L’essentiel d’Alice Miller
MILLER Alice, Ed. Flammarion, 2011 1002 p.
Alice Miller nous a quittés en 2010. Les éditions Flammarion lui ont rendu hommage en publiant quatre de ses ouvrages dans un même volume. Si les analyses présentées peuvent sembler aujourd’hui banales, elles ne l’étaient pas vraiment au moment de leur publication. Le décalage entre la gravité de ce que l’enfant subit et la conscience qu’en ont les adultes provient, affirme l’auteur, d’un mécanisme de refoulement massif. Cette inhibition organise le déni et incite à reproduire la maltraitance endurée. Tant qu’on ne franchit pas le pas de conscientiser ce qu’on a vécu dans son enfance, le risque est grand de l’appliquer à sa propre dépendance. Tel est le postulat que l’auteur développe à travers plusieurs monographies présentant l’enfance de meurtriers de masse comme Hitler ou le parcours chaotique de Chritianne F., jeune fille prostituée et droguée dont les mémoires publiées en 1983 connurent un retentissement dans toute l’Europe.

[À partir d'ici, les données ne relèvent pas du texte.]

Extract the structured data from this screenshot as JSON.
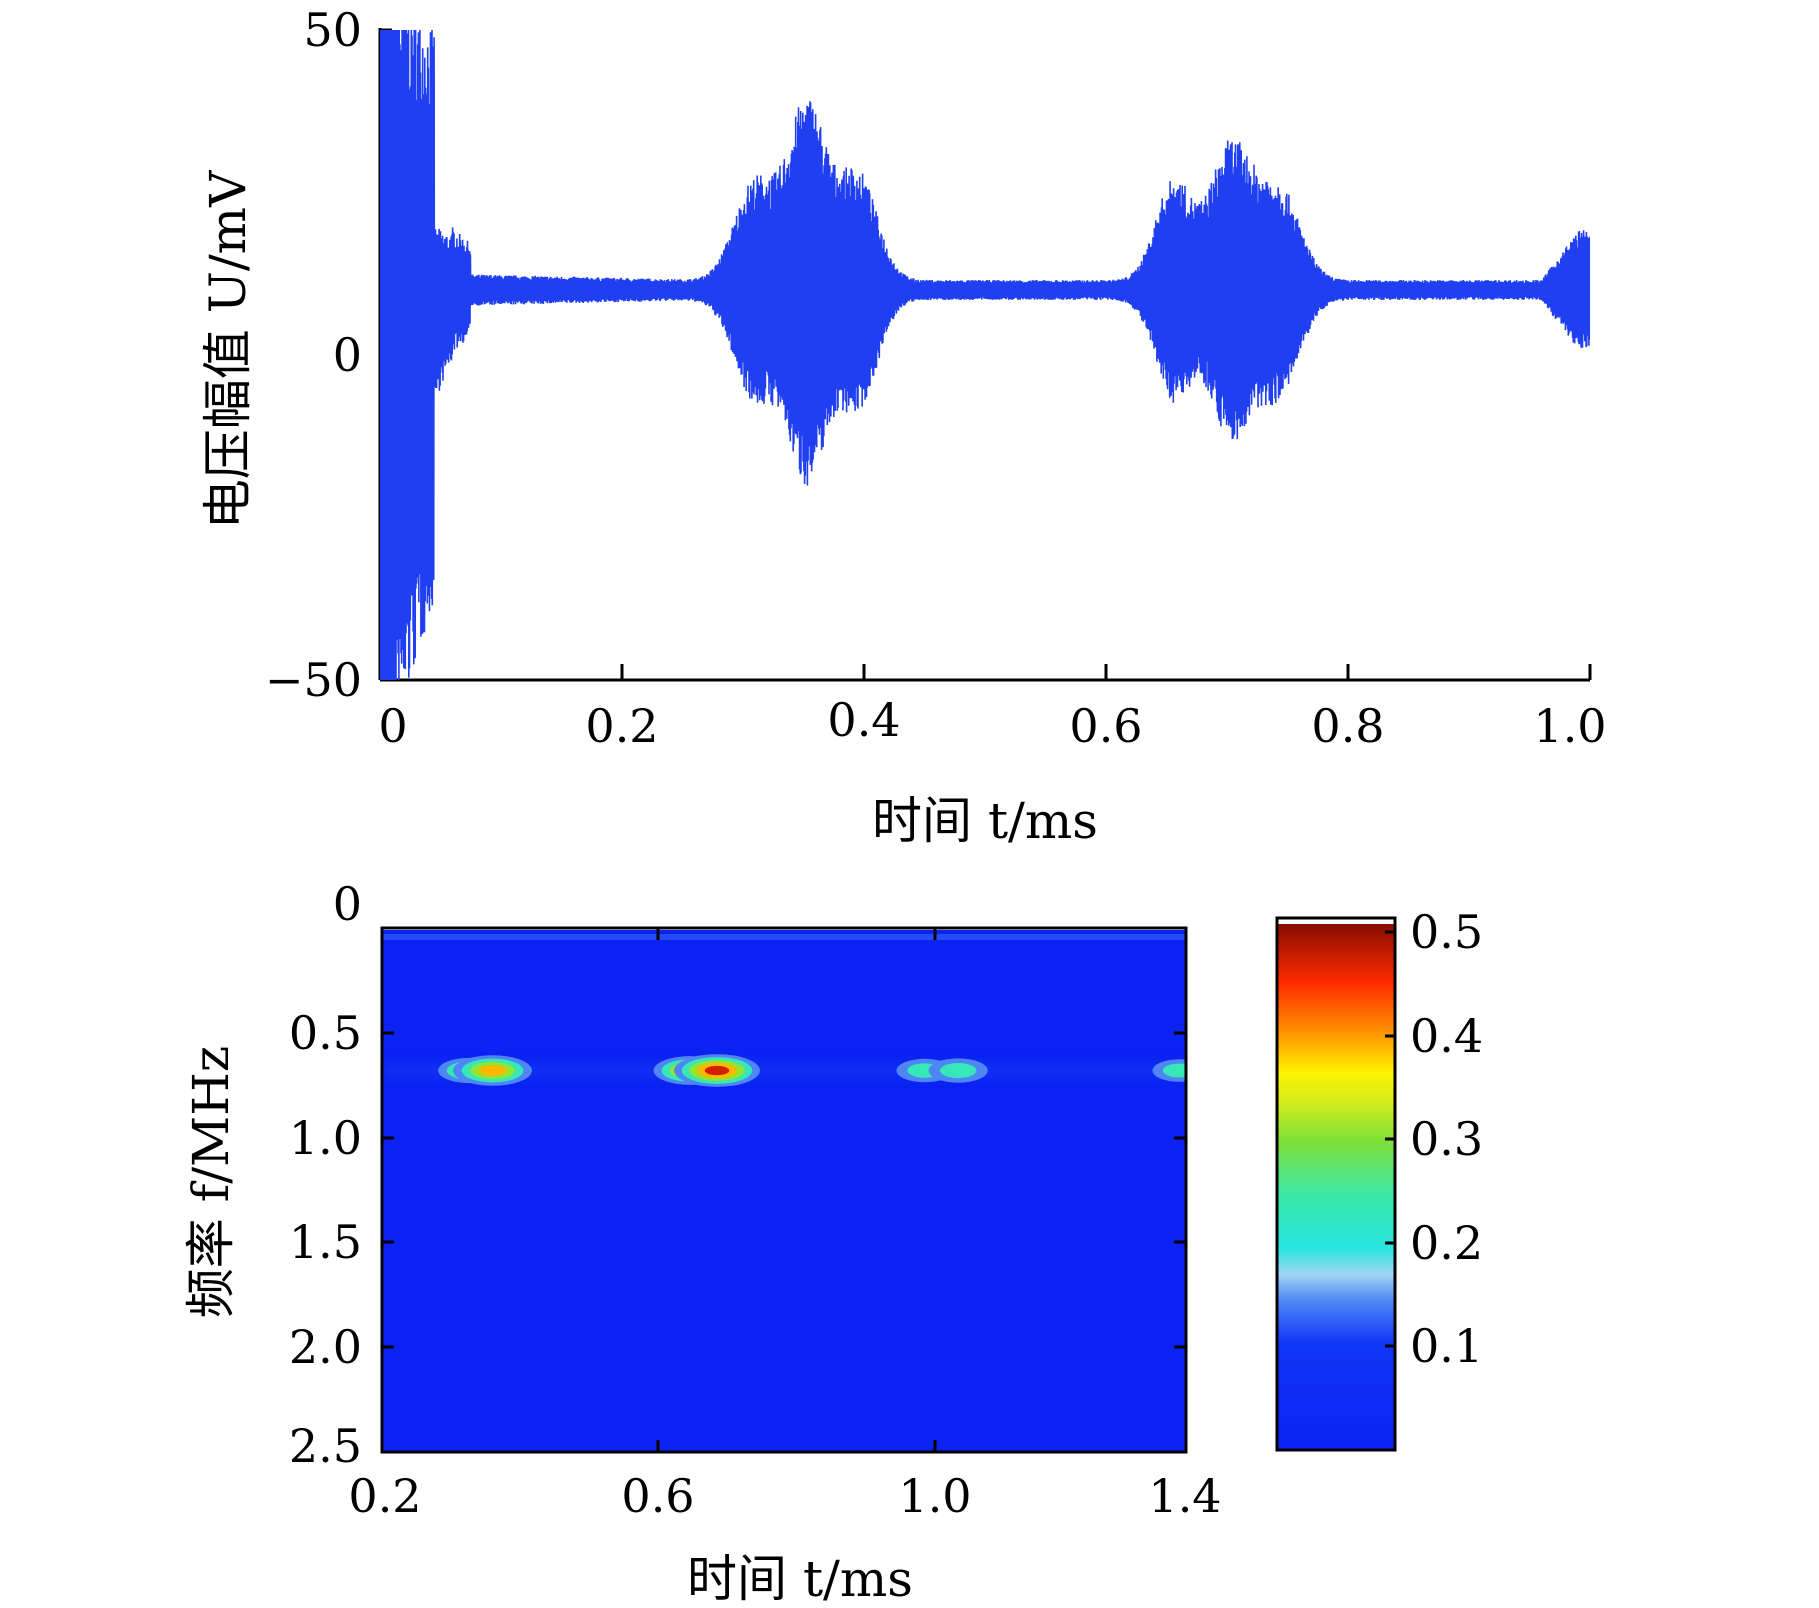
{
  "chart_data": [
    {
      "type": "line",
      "xlabel": "时间 t/ms",
      "ylabel": "电压幅值 U/mV",
      "xlim": [
        0,
        1.0
      ],
      "ylim": [
        -50,
        50
      ],
      "xticks": [
        "0",
        "0.2",
        "0.4",
        "0.6",
        "0.8",
        "1.0"
      ],
      "yticks": [
        "50",
        "0",
        "−50"
      ],
      "series": [
        {
          "color": "#1f3ff0",
          "description_points": [
            {
              "t": 0.0,
              "u": 50
            },
            {
              "t": 0.001,
              "u": -50
            },
            {
              "t": 0.004,
              "u": 50
            },
            {
              "t": 0.01,
              "u": -50
            },
            {
              "t": 0.02,
              "u": -35
            },
            {
              "t": 0.03,
              "u": -20
            },
            {
              "t": 0.04,
              "u": 29
            },
            {
              "t": 0.06,
              "u": 15
            },
            {
              "t": 0.1,
              "u": 12
            },
            {
              "t": 0.2,
              "u": 10
            },
            {
              "t": 0.27,
              "u": 10
            },
            {
              "t": 0.31,
              "u": 24
            },
            {
              "t": 0.35,
              "u": 34
            },
            {
              "t": 0.37,
              "u": -15
            },
            {
              "t": 0.395,
              "u": 24
            },
            {
              "t": 0.45,
              "u": 11
            },
            {
              "t": 0.5,
              "u": 10
            },
            {
              "t": 0.6,
              "u": 10
            },
            {
              "t": 0.655,
              "u": 24
            },
            {
              "t": 0.7,
              "u": 28
            },
            {
              "t": 0.705,
              "u": -9
            },
            {
              "t": 0.74,
              "u": 23
            },
            {
              "t": 0.8,
              "u": 10
            },
            {
              "t": 0.95,
              "u": 10
            },
            {
              "t": 0.99,
              "u": 17
            },
            {
              "t": 1.0,
              "u": 0
            }
          ],
          "envelope": {
            "baseline": 10,
            "bursts": [
              {
                "center": 0.31,
                "width": 0.017,
                "amp": 14
              },
              {
                "center": 0.353,
                "width": 0.016,
                "amp": 25
              },
              {
                "center": 0.395,
                "width": 0.016,
                "amp": 15
              },
              {
                "center": 0.656,
                "width": 0.015,
                "amp": 14
              },
              {
                "center": 0.703,
                "width": 0.017,
                "amp": 19
              },
              {
                "center": 0.743,
                "width": 0.017,
                "amp": 13
              }
            ]
          }
        }
      ]
    },
    {
      "type": "heatmap",
      "xlabel": "时间 t/ms",
      "ylabel": "频率 f/MHz",
      "xlim": [
        0.2,
        1.4
      ],
      "ylim": [
        0,
        2.5
      ],
      "y_inverted": true,
      "xticks": [
        "0.2",
        "0.6",
        "1.0",
        "1.4"
      ],
      "yticks": [
        "0",
        "0.5",
        "1.0",
        "1.5",
        "2.0",
        "2.5"
      ],
      "colorbar": {
        "ticks": [
          "0.5",
          "0.4",
          "0.3",
          "0.2",
          "0.1"
        ],
        "range": [
          0,
          0.5
        ],
        "colormap": "jet"
      },
      "background_value": 0.02,
      "hotspots": [
        {
          "t": 0.33,
          "f": 0.68,
          "value": 0.3
        },
        {
          "t": 0.365,
          "f": 0.68,
          "value": 0.42
        },
        {
          "t": 0.4,
          "f": 0.68,
          "value": 0.12
        },
        {
          "t": 0.66,
          "f": 0.68,
          "value": 0.38
        },
        {
          "t": 0.7,
          "f": 0.68,
          "value": 0.47
        },
        {
          "t": 1.01,
          "f": 0.68,
          "value": 0.26
        },
        {
          "t": 1.06,
          "f": 0.68,
          "value": 0.28
        },
        {
          "t": 1.39,
          "f": 0.68,
          "value": 0.24
        }
      ]
    }
  ]
}
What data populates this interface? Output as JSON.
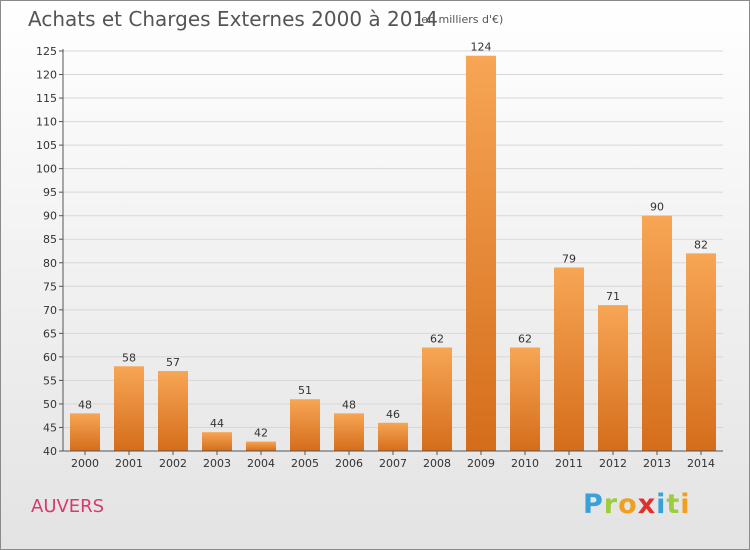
{
  "colors": {
    "bar_top": "#f7a655",
    "bar_bottom": "#d46d1b",
    "grid": "#d7d7d7",
    "axis": "#555555",
    "commune": "#d63a6e"
  },
  "chart_data": {
    "type": "bar",
    "title": "Achats et Charges Externes 2000 à 2014",
    "subtitle": "(en milliers d'€)",
    "categories": [
      "2000",
      "2001",
      "2002",
      "2003",
      "2004",
      "2005",
      "2006",
      "2007",
      "2008",
      "2009",
      "2010",
      "2011",
      "2012",
      "2013",
      "2014"
    ],
    "values": [
      48,
      58,
      57,
      44,
      42,
      51,
      48,
      46,
      62,
      124,
      62,
      79,
      71,
      90,
      82
    ],
    "data_labels": [
      "48",
      "58",
      "57",
      "44",
      "42",
      "51",
      "48",
      "46",
      "62",
      "124",
      "62",
      "79",
      "71",
      "90",
      "82"
    ],
    "ylim": [
      40,
      125
    ],
    "yticks": [
      "40",
      "45",
      "50",
      "55",
      "60",
      "65",
      "70",
      "75",
      "80",
      "85",
      "90",
      "95",
      "100",
      "105",
      "110",
      "115",
      "120",
      "125"
    ],
    "grid": true,
    "xlabel": "",
    "ylabel": ""
  },
  "footer": {
    "commune": "AUVERS",
    "logo": {
      "p": "P",
      "r": "r",
      "o": "o",
      "x": "x",
      "i": "i",
      "t": "t",
      "i2": "i"
    }
  }
}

Alice Miller n’hésite pas à s’attaquer au quatrième commandement de Moïse affirmant « tu honoreras ton père et ta mère », en l’accusant de bloquer et d’interdire toute tentative d’émancipation à l’égard de parents maltraitants. Dans cette quête des raisons de la perpétuation de cette cruauté éducative psychique qui a supplanté la maltraitance physique, l’auteur s’en prend vertement à la psychanalyse. Elle lui reproche d’avoir largement contribué à banaliser le mal, en transformant les traumatismes vécus en représentations fantasmées produites par le complexe d’Œdipe et de ne pas épauler les patients dans l’identification des véritables racines de leurs souffrances. Les analyses d’Alice Miller sont détaillées, argumentées et didactiques. Et même si son souci à vouloir trouver l’explication totalisante et universelle montre qu’elle ne s’est jamais complètement libérée de la croyance en une vérité éternelle, ses démonstrations emportent souvent l’adhésion.